We do it the same way as Rachel631: each pay a percentage of total household bills based on income, and keep the rest of our cash separate.

So when DH was earning 70% more than me, he paid 70% of the household budget. Thus I kept most of my income to save/spend as I pleased. Household budget is calculated after we both put 15% of our pre-tax income into retirement savings, and the budget includes long- and medium-term goals (like vacations and house savings).

This system works best for us, and I feel it has made our marriage much stronger and helped avoid all of the financial problems other couples have. We have NEVER, not once, had a disagreement about money. Here is why I like this system:

1. We never stress over how the other spends their money. Sure, I still discuss big purchases with DH, and he with me, but in the end it is totally my call if I want to buy an expensive new dress or if he wants a new iPad. Him buying an iPad doesn’t upset me, because it has NO impact on my ability to buy things or our future savings together.

2. We maintain our independence — my money is MINE, his is HIS. If I want extra spending money, I pick up extra work (which also benifits him bc then I contribute more to the household budget). We are loose with this idea, however. If our household ever needs extra cash, we are not stingy with our separate money.

3. It allows us to buy gifts for each other. I got DH a very expensive xmas gift, which I had to save for. My saving for it, sacrificing my own wants for his gift, gave that gift more meaning. He’s doing the same for my anniversary gift this year. 

4. It’s fair. If one person does earn oodles more money than the other, then that person pays oodles more into the houshold budget.

I also like the idea of dumping all income into a joint account, paying bills, then each getting $X equal spending money. But the problem with that system is that you are giving up independence, the sense of having earned your spending money yourself (which surely works for many people, but not for us).

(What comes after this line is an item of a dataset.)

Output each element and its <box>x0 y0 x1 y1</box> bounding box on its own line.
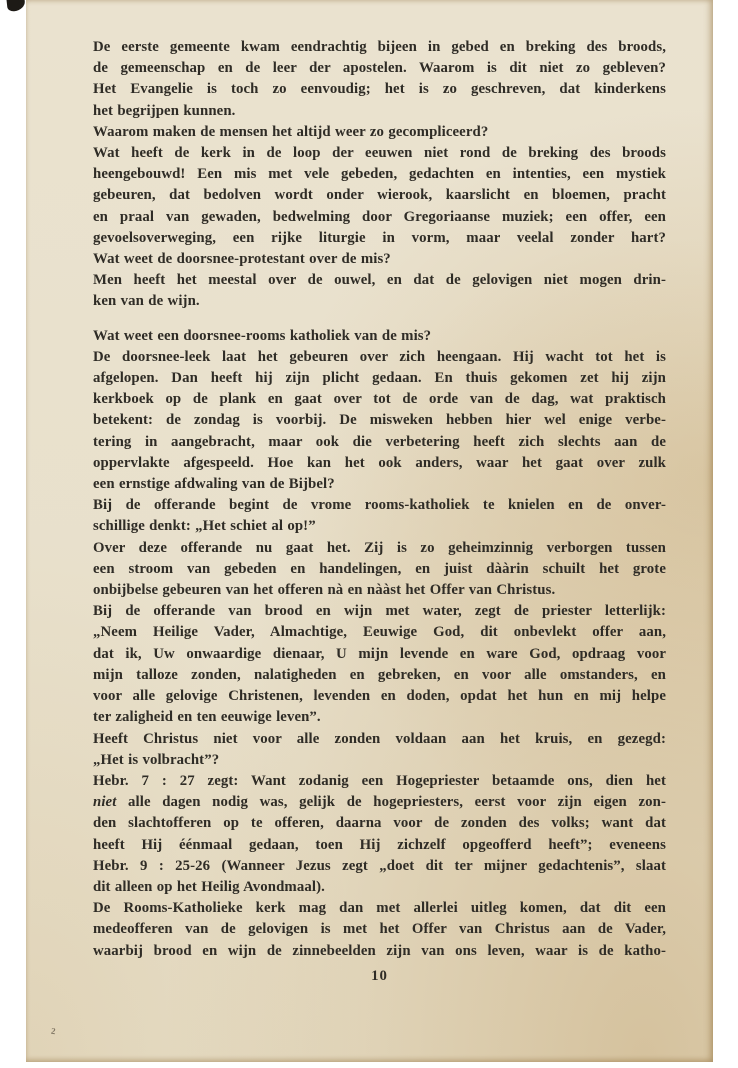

If one person is working their ass off to earn a ton of money, and the other has an easy job, or is in school, it’s not really fair for them both the have the same amount of spending money, imo. Similarly, if I had bought a house before meeting DH I would view that as MY investment, and would not want to just hand it over to him immediately.

Anyway I don’t think it really matters what system you use OP, provided you discuss it regularly (at lease once a month) and are each in agreement. If paying rent to your husband works for you guys, do that. But it sounds like you have reservations about that arrangement.

Post # 46
Member
826 posts
Busy bee
  • Wedding: June 2012

View original reply
@Jade33: ‘ If one person is working their ass off to earn a ton of money, and the other has an easy job, or is in school, it’s not really fair for them both the have the same amount of spending money, imo. Similarly, if I had bought a house before meeting DH I would view that as MY investment, and would not want to just hand it over to him immediately.’

I make a good deal more than my Fiance, but he works his butt off to earn the money he does. I work 5 days a week and have lots of vacation time, he works 6 days a week and gets 1 week vacation  a year. I could never do his job because I’d be mentally and physically exhausted.  I’m just pointing out that your statement is not fair- working hard does not always translate into high salaries.

One more thing, I bought my condo and I don’t feel like I’m handing it over to him when he get married, it just becomes ‘ours’ then. I don’t want things to be ‘mine’ or ‘his’, we believe marriage is about ‘us’.